Capt. Bean was born March 15, 1932, in Wheeler in the Texas Panhandle. His father’s job as a scientist with the U.S. Department of Agriculture brought the family to Fort Worth, he wrote on his website. Capt. Bean is a 1950 graduate of R.L. Paschal High School and is among one of the first people recognized as a Wall of Fame honoree, which celebrates successful FWISD students. 

Following his graduation from Paschal, he enrolled at the University of Texas where he obtained a bachelor’s degree in aeronautical engineering. He attended Navy Test Pilot School and was among 14 trainees from the U.S. Navy selected in 1963 by NASA to become one of its third group of astronauts.
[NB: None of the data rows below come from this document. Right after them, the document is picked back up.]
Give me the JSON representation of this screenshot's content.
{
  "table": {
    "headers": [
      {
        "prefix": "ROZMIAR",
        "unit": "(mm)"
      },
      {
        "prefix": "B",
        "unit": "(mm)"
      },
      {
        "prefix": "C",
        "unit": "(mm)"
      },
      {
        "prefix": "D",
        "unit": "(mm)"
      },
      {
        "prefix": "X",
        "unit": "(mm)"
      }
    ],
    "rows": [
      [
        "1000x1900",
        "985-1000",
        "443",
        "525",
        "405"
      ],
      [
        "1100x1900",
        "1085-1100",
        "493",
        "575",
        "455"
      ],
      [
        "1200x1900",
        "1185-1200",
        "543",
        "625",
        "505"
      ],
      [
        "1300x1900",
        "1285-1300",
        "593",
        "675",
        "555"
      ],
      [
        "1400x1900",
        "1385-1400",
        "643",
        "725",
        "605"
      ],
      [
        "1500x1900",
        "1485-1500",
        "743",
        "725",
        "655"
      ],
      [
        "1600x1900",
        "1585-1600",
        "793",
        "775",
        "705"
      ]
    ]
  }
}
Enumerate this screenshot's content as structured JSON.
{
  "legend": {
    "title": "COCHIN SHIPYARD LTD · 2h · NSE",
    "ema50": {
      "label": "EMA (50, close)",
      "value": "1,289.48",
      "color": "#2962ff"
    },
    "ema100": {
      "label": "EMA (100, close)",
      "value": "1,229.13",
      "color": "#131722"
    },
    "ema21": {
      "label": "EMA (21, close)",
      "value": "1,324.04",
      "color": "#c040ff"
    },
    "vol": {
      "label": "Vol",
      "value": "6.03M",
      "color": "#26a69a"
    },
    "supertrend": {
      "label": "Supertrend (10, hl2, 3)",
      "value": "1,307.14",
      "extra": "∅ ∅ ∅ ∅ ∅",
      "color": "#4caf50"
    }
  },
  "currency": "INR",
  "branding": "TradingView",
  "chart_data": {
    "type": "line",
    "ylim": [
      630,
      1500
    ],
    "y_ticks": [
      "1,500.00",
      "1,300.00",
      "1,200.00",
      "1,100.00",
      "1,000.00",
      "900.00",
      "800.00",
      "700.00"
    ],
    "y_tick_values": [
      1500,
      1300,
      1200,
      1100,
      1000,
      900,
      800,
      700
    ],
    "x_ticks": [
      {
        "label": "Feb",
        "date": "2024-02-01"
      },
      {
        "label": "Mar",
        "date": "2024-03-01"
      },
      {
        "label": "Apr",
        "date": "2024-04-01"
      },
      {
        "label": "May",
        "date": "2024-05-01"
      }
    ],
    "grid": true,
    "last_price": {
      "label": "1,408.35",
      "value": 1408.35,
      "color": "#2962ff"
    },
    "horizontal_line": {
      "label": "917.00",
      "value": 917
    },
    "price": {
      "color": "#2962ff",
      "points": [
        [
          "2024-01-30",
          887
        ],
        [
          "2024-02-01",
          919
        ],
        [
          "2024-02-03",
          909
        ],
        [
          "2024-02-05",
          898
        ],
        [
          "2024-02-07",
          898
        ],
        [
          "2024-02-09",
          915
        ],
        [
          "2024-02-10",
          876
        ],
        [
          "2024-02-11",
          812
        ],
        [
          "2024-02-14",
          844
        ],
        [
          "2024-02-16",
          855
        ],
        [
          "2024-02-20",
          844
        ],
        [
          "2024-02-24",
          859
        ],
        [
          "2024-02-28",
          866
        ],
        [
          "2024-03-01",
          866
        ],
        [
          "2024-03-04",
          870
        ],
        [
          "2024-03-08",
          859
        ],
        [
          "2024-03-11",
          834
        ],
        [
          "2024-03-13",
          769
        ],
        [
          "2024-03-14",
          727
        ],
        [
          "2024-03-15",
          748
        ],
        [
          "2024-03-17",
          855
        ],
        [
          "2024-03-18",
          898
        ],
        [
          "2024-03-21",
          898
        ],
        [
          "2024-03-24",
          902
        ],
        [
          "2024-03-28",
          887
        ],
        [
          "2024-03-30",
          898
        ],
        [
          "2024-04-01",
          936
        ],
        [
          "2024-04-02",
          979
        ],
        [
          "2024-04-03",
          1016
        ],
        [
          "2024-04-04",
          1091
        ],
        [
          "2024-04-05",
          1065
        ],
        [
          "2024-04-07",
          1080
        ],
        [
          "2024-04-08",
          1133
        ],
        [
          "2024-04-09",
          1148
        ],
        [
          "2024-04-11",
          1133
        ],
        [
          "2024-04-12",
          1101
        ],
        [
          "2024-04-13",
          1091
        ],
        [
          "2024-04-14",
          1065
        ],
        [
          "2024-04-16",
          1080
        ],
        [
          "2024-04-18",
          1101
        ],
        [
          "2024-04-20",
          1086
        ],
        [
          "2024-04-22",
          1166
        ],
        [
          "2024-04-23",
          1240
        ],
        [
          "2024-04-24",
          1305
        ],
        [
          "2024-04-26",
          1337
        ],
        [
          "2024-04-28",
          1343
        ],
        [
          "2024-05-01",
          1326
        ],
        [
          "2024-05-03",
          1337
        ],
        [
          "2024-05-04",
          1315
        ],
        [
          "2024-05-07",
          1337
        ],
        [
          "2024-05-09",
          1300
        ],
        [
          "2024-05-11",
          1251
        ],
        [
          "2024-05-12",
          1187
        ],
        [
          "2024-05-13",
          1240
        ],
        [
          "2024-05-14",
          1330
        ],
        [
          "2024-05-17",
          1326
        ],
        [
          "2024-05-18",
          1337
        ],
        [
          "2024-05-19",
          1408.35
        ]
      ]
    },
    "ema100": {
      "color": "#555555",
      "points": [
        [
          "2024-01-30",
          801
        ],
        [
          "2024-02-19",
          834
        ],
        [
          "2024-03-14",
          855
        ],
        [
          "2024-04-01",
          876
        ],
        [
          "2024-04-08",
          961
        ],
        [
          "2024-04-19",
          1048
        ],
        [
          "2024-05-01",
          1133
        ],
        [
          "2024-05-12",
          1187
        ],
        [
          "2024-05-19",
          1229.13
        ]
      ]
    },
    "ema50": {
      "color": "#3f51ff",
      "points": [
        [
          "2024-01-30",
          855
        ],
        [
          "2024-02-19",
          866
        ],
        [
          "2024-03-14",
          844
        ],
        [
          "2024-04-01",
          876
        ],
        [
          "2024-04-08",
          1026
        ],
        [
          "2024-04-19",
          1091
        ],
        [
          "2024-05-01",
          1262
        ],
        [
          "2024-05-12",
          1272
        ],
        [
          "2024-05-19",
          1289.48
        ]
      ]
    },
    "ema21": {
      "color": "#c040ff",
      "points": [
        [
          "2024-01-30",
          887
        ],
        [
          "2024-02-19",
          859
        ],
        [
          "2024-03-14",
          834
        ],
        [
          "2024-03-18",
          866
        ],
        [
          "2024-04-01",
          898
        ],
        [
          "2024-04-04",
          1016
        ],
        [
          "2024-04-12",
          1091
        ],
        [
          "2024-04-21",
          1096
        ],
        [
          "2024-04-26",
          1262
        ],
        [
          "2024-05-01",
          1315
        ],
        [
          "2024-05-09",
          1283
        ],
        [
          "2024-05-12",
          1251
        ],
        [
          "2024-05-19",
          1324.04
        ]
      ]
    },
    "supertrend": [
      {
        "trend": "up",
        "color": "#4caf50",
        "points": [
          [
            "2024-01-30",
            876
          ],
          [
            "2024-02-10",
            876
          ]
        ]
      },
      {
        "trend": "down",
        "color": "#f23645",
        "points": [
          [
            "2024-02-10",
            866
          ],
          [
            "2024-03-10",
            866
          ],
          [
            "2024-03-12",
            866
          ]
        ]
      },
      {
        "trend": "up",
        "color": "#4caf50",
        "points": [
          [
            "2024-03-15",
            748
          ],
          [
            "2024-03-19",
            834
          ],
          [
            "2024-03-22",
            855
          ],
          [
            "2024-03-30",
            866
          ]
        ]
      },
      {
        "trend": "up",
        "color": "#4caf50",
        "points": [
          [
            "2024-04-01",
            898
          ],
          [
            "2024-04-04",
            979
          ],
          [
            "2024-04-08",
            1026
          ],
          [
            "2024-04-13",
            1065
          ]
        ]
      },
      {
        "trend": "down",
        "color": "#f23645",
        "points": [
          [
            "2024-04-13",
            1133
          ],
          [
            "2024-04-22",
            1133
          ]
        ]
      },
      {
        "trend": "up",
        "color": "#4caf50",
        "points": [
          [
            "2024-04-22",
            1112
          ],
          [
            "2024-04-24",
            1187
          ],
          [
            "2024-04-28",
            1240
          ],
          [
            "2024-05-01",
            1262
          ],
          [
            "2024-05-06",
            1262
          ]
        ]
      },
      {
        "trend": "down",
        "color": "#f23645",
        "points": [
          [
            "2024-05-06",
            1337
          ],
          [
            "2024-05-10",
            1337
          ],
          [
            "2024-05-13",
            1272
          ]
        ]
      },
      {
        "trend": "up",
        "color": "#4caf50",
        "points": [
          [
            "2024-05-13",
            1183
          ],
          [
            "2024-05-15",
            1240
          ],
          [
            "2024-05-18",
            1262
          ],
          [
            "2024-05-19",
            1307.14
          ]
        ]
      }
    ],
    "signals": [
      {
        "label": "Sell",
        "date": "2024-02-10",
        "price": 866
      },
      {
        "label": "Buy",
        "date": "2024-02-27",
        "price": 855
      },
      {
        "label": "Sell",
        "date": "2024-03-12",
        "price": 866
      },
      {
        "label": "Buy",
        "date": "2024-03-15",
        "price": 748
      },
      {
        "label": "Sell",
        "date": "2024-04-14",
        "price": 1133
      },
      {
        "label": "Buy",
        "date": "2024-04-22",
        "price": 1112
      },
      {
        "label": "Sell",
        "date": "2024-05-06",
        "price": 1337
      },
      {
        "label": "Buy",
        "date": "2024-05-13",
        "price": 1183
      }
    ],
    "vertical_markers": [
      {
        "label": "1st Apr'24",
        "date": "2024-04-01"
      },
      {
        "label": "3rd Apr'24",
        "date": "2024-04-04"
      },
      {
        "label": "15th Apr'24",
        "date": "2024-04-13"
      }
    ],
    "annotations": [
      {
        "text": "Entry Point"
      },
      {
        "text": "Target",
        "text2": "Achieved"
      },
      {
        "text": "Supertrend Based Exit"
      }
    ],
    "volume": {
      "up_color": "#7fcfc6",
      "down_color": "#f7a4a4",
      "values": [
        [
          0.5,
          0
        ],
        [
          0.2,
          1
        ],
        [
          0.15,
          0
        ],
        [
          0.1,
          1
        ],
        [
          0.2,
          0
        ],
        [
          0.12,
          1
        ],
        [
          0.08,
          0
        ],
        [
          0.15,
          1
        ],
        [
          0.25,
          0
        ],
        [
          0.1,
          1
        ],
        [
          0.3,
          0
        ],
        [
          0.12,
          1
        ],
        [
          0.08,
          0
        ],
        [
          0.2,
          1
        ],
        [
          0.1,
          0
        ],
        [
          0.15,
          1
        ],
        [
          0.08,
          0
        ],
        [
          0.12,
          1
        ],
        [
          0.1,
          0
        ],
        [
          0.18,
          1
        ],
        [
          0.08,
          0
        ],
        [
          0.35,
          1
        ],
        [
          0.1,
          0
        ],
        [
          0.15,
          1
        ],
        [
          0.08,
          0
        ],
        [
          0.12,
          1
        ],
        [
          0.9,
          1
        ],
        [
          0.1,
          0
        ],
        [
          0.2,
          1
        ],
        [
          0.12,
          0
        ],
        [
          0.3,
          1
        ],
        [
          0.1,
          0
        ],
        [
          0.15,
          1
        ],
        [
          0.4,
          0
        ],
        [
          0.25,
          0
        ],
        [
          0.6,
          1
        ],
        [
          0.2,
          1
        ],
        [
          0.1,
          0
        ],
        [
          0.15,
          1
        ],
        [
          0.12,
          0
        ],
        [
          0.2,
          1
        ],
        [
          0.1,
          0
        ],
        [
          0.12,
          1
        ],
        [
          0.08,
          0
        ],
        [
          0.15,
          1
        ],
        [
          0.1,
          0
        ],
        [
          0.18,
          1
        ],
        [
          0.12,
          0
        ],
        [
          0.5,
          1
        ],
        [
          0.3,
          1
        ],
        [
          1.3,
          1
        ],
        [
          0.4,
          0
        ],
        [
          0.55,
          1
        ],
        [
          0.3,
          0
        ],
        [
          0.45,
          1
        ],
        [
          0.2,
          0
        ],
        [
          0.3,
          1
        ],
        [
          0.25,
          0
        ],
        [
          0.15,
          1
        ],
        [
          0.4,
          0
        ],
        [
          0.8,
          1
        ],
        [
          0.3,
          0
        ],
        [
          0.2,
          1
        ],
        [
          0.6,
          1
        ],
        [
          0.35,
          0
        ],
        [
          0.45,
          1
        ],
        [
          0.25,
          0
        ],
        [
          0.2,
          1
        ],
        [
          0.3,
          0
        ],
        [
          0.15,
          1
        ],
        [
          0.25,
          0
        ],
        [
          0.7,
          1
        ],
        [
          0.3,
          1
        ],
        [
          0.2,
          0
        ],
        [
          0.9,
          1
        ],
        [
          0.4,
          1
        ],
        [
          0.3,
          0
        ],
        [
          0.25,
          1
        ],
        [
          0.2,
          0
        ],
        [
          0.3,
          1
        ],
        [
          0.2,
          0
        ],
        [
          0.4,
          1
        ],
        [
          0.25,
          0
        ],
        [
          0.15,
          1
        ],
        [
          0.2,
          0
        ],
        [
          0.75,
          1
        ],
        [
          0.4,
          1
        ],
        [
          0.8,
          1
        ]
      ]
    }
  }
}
The Apollo and Skylab astronaut traveled to space twice. In November 1969, he was a lunar module pilot on Apollo 12, the country’s second moon landing mission. In July 1973, he was a commander aboard the U.S. second crew flight traveling to Skylab, the first U.S. space station.   

A Star-Telegram obituary states that Capt. Bean “carried pennants and mementos from Paschal High School into space as the lunar module pilot on Apollo 12.”

alanbean2 A Paschal High flag and Capt. Bean’s patch that he wore on the Apollo 12 mission was presented to the faculty and students at the high school in December 1969. It currently hangs in a frame on a wall in the high school along with a framed portrait of the astronaut.

The Fort Worth Library has images of the December 22, 1969 parade in Capt. Bean's honor in Fort Worth and a copy of the Paschal yearbook when he attended school there.

Capt. Bean retired from the Navy in 1975, and he retired from NASA six years later. Following his career at NASA, he became an accomplished artist who for nearly four decades painted Apollo-themed pieces. According to NASA, the canvases were “textured with lunar boot prints,” and the acrylics were “embedded with small pieces of his moon dust-stained mission patches.”  

“He was a one-of-a-kind combination of technical achievement as an astronaut and artistic achievement as a painter,” said astronaut Mike Massimino in the statement released by NASA. “But what was truly extraordinary was his deep caring for others and his willingness to inspire and teach by sharing his personal journey so openly. Anyone who had the opportunity to know Alan was a better person for it, and we were better astronauts by following his example.”

Capt.  Bean is survived by his wife Leslie, of 40 years, two children, Amy Sue and Clay from a previous marriage, and his sister, Paula.

All of us at Fort Worth ISD extend our deepest sympathy to Capt. Bean’s loved ones and friends.